Things kept on changing. This time, this was a good thing. I returned to the lake, the place where everything had started a long time ago, and where all of these things now came to their end, in order for a new beginning at another place. I walked through my town, beneath a foggy sky, but in the light of a life lived well, and looked out over the water, and remembered things. It had been a good time, and it had been the best of places, and now it was time for me to move on and go somewhere else and start another life, and become even more who I was and had to be.
Berlin would be a different place, different in every way conceivable. The way it had to be. The past was the past, and the future was the future, and now was now. I had a new job I was looking forward to, for I’d be doing exactly the things I did best, and I had a new city to discover and new places and venues to explore, and I’d be near the person I loved, who was made for me, and all of these things made me happy and graced the days I spent at the lake with the shine of a future glory.

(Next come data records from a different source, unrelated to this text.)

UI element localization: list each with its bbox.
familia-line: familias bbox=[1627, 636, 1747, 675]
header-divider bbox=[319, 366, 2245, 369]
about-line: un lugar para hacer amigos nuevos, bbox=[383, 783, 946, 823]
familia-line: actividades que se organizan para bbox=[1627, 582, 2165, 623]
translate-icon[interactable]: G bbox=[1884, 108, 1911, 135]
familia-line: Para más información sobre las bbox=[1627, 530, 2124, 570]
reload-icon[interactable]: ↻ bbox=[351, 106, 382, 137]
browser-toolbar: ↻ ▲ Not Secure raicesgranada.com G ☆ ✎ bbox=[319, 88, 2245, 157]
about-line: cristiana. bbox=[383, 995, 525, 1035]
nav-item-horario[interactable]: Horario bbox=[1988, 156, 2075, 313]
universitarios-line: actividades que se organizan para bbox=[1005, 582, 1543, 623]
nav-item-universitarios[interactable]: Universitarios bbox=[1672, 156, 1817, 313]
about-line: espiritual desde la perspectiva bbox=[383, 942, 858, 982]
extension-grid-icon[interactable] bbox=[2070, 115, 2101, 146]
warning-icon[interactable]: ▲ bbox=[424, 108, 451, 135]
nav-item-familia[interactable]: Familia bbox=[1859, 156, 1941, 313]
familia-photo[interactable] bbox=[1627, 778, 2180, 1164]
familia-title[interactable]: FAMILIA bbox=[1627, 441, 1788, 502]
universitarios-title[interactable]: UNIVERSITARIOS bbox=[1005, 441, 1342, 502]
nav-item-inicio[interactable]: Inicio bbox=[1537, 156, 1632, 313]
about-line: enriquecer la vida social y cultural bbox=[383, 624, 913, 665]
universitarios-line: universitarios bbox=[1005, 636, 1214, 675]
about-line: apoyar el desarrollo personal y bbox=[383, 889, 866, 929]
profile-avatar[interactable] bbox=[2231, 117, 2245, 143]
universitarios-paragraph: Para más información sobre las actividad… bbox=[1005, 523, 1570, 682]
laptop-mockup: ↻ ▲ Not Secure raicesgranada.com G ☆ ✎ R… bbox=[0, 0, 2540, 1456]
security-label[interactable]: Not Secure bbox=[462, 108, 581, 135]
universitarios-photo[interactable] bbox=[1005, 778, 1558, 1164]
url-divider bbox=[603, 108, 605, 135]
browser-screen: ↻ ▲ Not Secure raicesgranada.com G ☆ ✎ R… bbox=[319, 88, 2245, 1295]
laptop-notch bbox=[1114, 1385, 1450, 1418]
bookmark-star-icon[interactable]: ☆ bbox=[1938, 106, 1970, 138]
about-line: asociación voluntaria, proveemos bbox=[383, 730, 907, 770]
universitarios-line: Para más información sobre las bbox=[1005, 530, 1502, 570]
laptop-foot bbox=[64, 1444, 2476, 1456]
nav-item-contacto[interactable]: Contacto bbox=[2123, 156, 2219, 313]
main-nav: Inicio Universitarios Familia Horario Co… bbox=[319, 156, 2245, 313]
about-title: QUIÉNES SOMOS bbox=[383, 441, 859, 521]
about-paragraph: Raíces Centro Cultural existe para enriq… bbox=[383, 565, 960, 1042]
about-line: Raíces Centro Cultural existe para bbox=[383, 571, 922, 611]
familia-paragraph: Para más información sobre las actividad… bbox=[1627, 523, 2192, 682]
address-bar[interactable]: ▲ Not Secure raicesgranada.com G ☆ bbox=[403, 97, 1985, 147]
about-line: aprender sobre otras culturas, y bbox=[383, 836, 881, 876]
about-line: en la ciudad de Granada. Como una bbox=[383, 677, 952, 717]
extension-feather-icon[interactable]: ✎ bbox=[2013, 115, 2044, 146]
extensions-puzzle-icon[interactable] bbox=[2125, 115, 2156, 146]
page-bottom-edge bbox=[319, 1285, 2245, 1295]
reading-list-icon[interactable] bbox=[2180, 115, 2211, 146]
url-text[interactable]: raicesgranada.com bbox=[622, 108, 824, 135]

After all, I knew what I had to do, and I knew who I was and would be, and which directions to take. Who could say as much? I knew I could, beside other things: I knew I would return, again and again and for the rest of my life, for my heart would always rest at this place, and I needed to come back from time to time, in order to stay in touch with myself and my soul. I knew I had to leave Constance anyway, in order to grow and to discover those qualities of mine that weren’t of this place. And I knew where I would be going, not in terms of place, but in terms of my heart, in respect to myself and my love. It was a good life. And as it seemed, it was still getting better.